Geremek is a noted historian and a founder of the Solidarity Movement. He was a member of the Polish Parliament after the fall of Communism and Foreign Minister from 1997 to 2000. He is now a Member of the European Parliament, elected on the Freedom Union (UW) ticket.

He is clearly worried that there is a certain retrograde possibility in this law:
A law like this reflects governance based on exploitation and the creation of conflicts. It instills a sense of unease among citizens and a feeling that they are completely dependent on those in power.
Opposition groups have asked the constitutional court to rule on the legislation and the court will start considering the issue next month. To some this may appear a little too late.

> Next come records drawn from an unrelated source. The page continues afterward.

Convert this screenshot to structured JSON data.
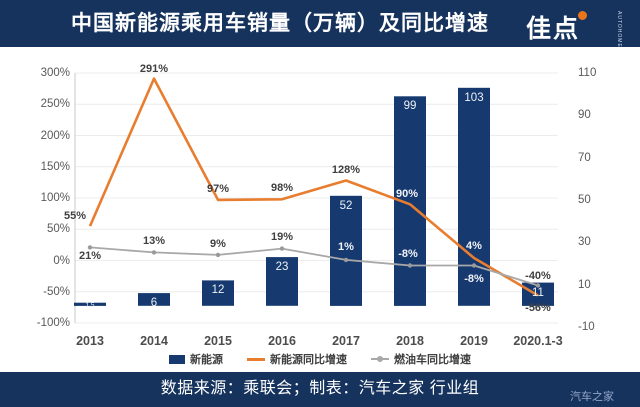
{
  "header": {
    "title": "中国新能源乘用车销量（万辆）及同比增速",
    "logo": {
      "text": "佳点",
      "subtext": "AUTOHOME",
      "dot_color": "#e8751a"
    }
  },
  "footer": {
    "source_text": "数据来源：乘联会；制表：汽车之家 行业组",
    "watermark": "汽车之家"
  },
  "colors": {
    "header_bg": "#16335e",
    "bar": "#163a70",
    "nev_growth_line": "#e87d2f",
    "fuel_growth_line": "#a8a8a8",
    "grid": "#ececec",
    "axis_line": "#c9c9c9",
    "axis_text": "#595959",
    "label_dark": "#3f3f3f",
    "label_light": "#f2f3f7"
  },
  "chart_data": {
    "type": "bar",
    "subtype": "combo-bar-line",
    "title": "中国新能源乘用车销量（万辆）及同比增速",
    "categories": [
      "2013",
      "2014",
      "2015",
      "2016",
      "2017",
      "2018",
      "2019",
      "2020.1-3"
    ],
    "series": [
      {
        "name": "新能源",
        "type": "bar",
        "axis": "right",
        "unit": "万辆",
        "color": "#163a70",
        "values": [
          1.5,
          6,
          12,
          23,
          52,
          99,
          103,
          11
        ],
        "labels": [
          "1.5",
          "6",
          "12",
          "23",
          "52",
          "99",
          "103",
          "11"
        ]
      },
      {
        "name": "新能源同比增速",
        "type": "line",
        "axis": "left",
        "unit": "%",
        "color": "#e87d2f",
        "values": [
          55,
          291,
          97,
          98,
          128,
          90,
          4,
          -56
        ],
        "labels": [
          "55%",
          "291%",
          "97%",
          "98%",
          "128%",
          "90%",
          "4%",
          "-56%"
        ],
        "label_offsets": [
          [
            -15,
            -16
          ],
          [
            0,
            -16
          ],
          [
            0,
            -17
          ],
          [
            0,
            -17
          ],
          [
            0,
            -17
          ],
          [
            -3,
            -16
          ],
          [
            0,
            -18
          ],
          [
            0,
            6
          ]
        ],
        "label_on_bar": [
          false,
          false,
          false,
          false,
          false,
          true,
          true,
          false
        ]
      },
      {
        "name": "燃油车同比增速",
        "type": "line",
        "axis": "left",
        "unit": "%",
        "color": "#a8a8a8",
        "values": [
          21,
          13,
          9,
          19,
          1,
          -8,
          -8,
          -40
        ],
        "labels": [
          "21%",
          "13%",
          "9%",
          "19%",
          "1%",
          "-8%",
          "-8%",
          "-40%"
        ],
        "label_offsets": [
          [
            0,
            3
          ],
          [
            0,
            -17
          ],
          [
            0,
            -17
          ],
          [
            0,
            -18
          ],
          [
            0,
            -19
          ],
          [
            -2,
            -18
          ],
          [
            0,
            7
          ],
          [
            0,
            -16
          ]
        ],
        "label_on_bar": [
          false,
          false,
          false,
          false,
          true,
          true,
          true,
          false
        ]
      }
    ],
    "left_axis": {
      "ticks": [
        "300%",
        "250%",
        "200%",
        "150%",
        "100%",
        "50%",
        "0%",
        "-50%",
        "-100%"
      ],
      "values": [
        300,
        250,
        200,
        150,
        100,
        50,
        0,
        -50,
        -100
      ],
      "range": [
        -100,
        300
      ]
    },
    "right_axis": {
      "ticks": [
        "110",
        "90",
        "70",
        "50",
        "30",
        "10",
        "-10"
      ],
      "values": [
        110,
        90,
        70,
        50,
        30,
        10,
        -10
      ],
      "range": [
        -10,
        110
      ]
    },
    "legend": [
      {
        "label": "新能源",
        "marker": "square",
        "color": "#163a70"
      },
      {
        "label": "新能源同比增速",
        "marker": "line",
        "color": "#e87d2f"
      },
      {
        "label": "燃油车同比增速",
        "marker": "line-dot",
        "color": "#a8a8a8"
      }
    ],
    "grid": true,
    "legend_position": "bottom"
  }
}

Meanwhile, there is the question of Bronislaw Geremek’s seat in the European Parliament. He may have been elected to it by the Polish people (or those of them who had bothered to vote and put a cross against his name) but the Polish government appears to think that he can be stripped of this position. On May 7 the Polish Electoral Commission will submit a motion to Marek Jurek, the Speaker of the Polish Lower House, asking him to act on the case. Jurek is hedging his bets at the moment and talking about asking for more legal expertise.

Of course, one could argue that people must obey the law and people in public position must show a good example. On the other hand, there is a long-standing political theory that says, oppressive and unjust laws can and should be opposed. That was what motivated Bronislaw Geremek in the past and motivates him now.

EU reactions have been slightly odd. The President of the European Parliament Hans-Gert Pöttering said that he and the various political groups would do everything in their power to ensure that Geremek will keep his place. What that means in practical terms is unclear.
And in a rare criticism of a fellow EU member, France also came out in support of Geremek on Thursday. European Affairs Minister Catherine Colonna said in a statement she had telephoned Geremek to assure him of her "friendly support and solidarity." "A founder nation of the European Union and home to the European Parliament, France is particularly vigilant concerning the respect of the fundamental values on which European construction is based," Colonna said.
And we know how France managed to ensure that it is the home to the European Parliament for one week of the month. Still, the opportunity to have a go at a Polish government, any Polish government, must have seemed irresistible.

In the meantime, Poland is geared for its own Bronze Soldier saga, the Culture Minister having announced that it intends to take down the various Soviet era memorials including the Second World War ones. The only thing I find odd is that there are any memorials left to take down.